Technical assumptions include differentiability of p and q, interchangeability of differentiation and integration (via dominated convergence), and, for the stronger convexity results, a somewhere‑strict log‑concavity of p (or of the conditional densities). The paper notes that the convex‑decreasing requirement on φ is currently verified only for reverse KL, and that extending the uniqueness guarantee to other f‑divergences remains an open problem.

Empirical validation is provided on two fronts. First, a 2‑dimensional Student‑t distribution (5 degrees of freedom, zero correlation) is approximated by a factorized Gaussian family. Grid‑search minimization of five divergences (reverse KL, forward KL, α‑divergences, Hellinger distance, total variation) all recover the exact mean, illustrating the theorem’s stationary‑point claim and suggesting that the convexity condition may be conservative. Second, the authors study an “elliptical funnel” model where τ∼N(0,1) and θ∣τ∼N(0, e^{2τC}). The conditional distribution of θ given τ is elliptically symmetric with a covariance proportional to a fixed matrix C, while τ itself is asymmetric. VI with a Gaussian location‑scale family, minimizing reverse KL, accurately recovers the mean and correlation of θ despite mis‑estimating τ, confirming the partial‑symmetry theorem.
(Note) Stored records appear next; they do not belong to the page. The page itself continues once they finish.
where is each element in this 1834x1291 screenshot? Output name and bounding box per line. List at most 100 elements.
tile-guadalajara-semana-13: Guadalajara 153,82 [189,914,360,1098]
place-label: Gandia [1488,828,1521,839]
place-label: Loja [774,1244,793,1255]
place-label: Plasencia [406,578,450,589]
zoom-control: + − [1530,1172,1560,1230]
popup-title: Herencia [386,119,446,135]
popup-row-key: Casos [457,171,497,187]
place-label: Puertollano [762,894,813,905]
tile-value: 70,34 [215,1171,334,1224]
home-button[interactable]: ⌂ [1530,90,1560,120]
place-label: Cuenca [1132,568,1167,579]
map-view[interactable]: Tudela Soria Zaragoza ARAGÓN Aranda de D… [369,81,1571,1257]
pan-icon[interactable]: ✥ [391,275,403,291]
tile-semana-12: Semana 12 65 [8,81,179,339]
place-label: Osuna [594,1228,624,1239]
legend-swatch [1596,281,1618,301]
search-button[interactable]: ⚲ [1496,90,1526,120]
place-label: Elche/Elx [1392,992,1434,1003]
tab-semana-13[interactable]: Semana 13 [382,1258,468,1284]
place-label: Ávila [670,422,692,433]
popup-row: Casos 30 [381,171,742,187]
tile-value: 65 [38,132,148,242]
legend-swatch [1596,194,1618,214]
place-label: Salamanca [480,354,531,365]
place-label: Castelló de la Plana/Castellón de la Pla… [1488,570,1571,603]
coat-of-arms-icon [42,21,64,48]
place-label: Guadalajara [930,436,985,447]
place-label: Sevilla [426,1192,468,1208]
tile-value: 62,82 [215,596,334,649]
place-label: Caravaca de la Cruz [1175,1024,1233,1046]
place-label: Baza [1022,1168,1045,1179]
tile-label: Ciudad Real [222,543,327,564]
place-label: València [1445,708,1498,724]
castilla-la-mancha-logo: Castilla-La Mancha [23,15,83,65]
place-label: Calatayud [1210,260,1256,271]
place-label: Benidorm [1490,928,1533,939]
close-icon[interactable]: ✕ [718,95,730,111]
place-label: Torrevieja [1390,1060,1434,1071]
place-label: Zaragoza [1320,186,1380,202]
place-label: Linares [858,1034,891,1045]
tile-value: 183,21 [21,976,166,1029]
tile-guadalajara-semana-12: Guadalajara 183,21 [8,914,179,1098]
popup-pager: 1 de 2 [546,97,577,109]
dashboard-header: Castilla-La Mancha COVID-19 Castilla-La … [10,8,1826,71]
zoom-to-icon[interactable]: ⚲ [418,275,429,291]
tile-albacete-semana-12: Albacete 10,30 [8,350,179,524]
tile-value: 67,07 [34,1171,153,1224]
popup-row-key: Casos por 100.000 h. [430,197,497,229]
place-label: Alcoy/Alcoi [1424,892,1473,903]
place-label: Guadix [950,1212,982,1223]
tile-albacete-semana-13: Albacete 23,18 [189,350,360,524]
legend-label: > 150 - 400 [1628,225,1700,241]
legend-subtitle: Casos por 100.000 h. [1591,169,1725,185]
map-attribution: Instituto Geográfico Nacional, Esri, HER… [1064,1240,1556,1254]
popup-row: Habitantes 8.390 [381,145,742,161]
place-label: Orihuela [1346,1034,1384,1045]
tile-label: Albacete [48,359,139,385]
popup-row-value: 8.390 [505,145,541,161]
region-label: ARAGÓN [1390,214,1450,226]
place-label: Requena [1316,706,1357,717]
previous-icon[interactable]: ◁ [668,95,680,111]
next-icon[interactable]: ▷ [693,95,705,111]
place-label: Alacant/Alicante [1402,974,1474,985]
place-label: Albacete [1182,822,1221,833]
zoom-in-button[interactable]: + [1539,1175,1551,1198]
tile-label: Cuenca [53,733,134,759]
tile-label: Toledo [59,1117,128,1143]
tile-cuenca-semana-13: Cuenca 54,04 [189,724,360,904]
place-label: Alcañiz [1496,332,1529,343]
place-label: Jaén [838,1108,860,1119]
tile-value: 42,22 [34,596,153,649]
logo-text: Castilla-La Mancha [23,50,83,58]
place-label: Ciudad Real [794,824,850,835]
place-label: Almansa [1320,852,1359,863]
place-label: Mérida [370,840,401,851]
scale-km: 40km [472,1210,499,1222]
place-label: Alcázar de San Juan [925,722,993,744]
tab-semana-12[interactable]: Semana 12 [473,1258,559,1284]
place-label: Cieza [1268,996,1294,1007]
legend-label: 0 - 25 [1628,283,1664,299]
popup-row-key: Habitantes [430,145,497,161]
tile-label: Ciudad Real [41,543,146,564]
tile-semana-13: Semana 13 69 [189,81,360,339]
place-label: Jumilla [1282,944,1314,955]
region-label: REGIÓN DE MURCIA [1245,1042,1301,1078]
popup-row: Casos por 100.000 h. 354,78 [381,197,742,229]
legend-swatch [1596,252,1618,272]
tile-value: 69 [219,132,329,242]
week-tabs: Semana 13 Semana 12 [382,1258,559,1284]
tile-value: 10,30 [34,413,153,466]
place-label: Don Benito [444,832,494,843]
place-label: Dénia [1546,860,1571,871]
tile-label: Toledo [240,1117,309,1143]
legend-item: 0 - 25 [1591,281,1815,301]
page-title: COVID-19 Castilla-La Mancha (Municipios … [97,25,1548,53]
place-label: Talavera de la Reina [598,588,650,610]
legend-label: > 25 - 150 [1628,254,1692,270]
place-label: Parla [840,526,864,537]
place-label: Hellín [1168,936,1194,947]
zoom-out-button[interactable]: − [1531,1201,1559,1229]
In conclusion, the paper demonstrates that symmetry—both global and partial—can be leveraged to obtain strong, divergence‑agnostic guarantees for VI. It broadens the theoretical foundation beyond reverse KL, highlights the special role of convex‑decreasing φ functions, and provides practical insights for hierarchical models where only subsets of variables enjoy symmetry. Future work is suggested on weakening the φ‑convexity requirement, extending uniqueness results to a wider class of f‑divergences, and exploring higher‑dimensional or non‑elliptical symmetry structures.